Objective: Novel, highly effective disease-modifying therapies have revolutionized multiple sclerosis (MS) care. However, evidence from large comparative studies on important safety outcomes, such as cancer, is still lacking.

Methods: In this nationwide register-based cohort study, we linked data from the Swedish MS register to the Swedish Cancer Register and other national healthcare and census registers. We included 4187 first-ever initiations of rituximab, 1620 of fingolimod, and 1670 of natalizumab, in 6136 MS patients, age-sex-and-location matched to 37801 non-MS general population subjects. Primary outcome was time to first invasive cancer.

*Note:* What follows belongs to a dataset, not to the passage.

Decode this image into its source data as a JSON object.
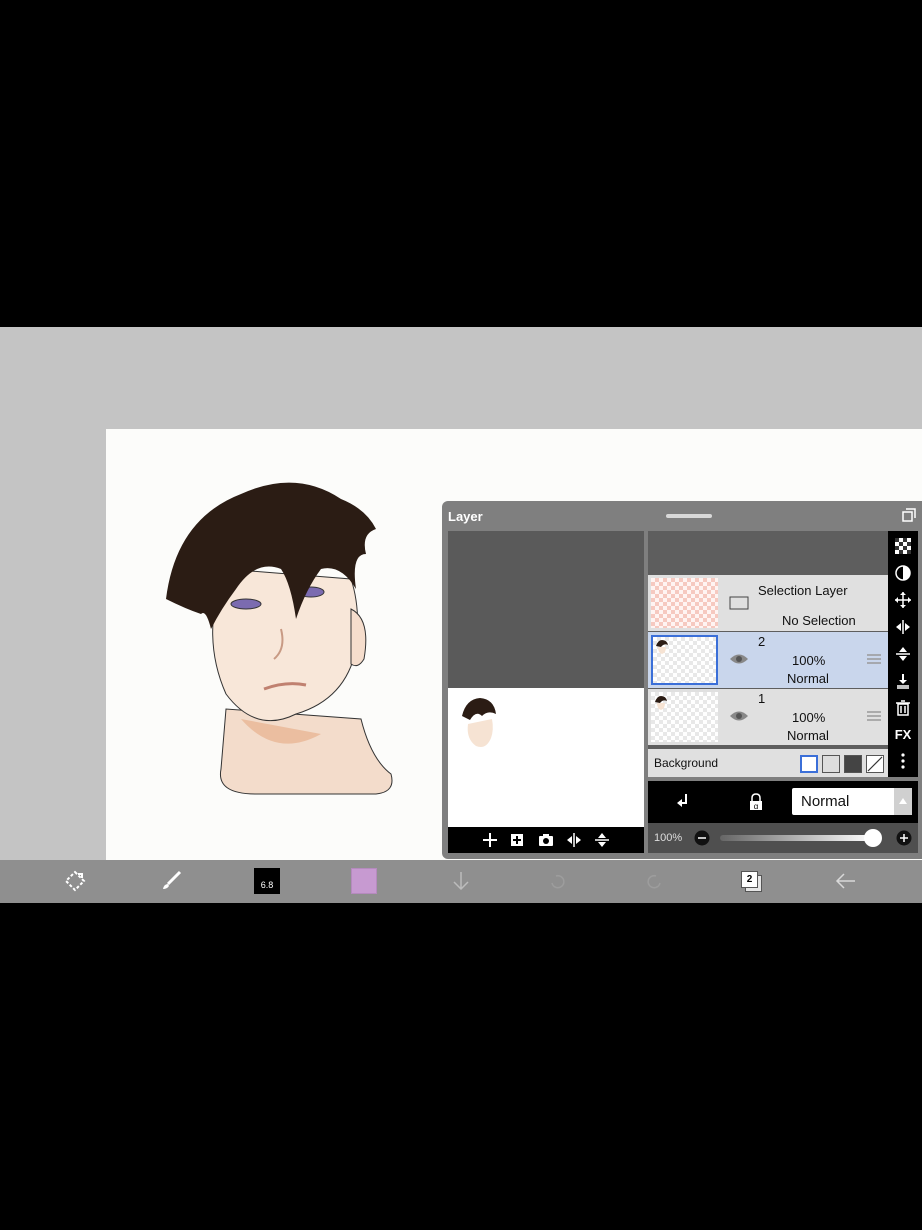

Results: We identified 78 invasive cancers among treated patients: rituximab 33 (incidence rate, IR, per 10,000 person years 34.4 [95% confidence interval 23.7-48.3]), fingolimod 28 (44.0 [29.2-63.5]), and natalizumab 17 (26.0 [15.1-41.6]). The general population IR was 31.0 [27.8-34.4]. Adjusting for baseline characteristics, we found no difference in risk of invasive cancer between rituximab, natalizumab, and the general population, but a possibly higher risk with fingolimod compared to the general population (1.53 [0.98-2.38]) and rituximab (hazard ratio 1.68 [1.00-2.84]). Interpretation In this first, large, comparative study of three highly effective MS disease-modifying therapies, no increased risk of invasive cancer was seen with rituximab and natalizumab, compared to the general population. However, there was a borderline-significant increased risk with fingolimod, compared to both the general population and rituximab. It was not possible to attribute this increased risk to any specific type of cancer and further studies are warranted to validate these findings.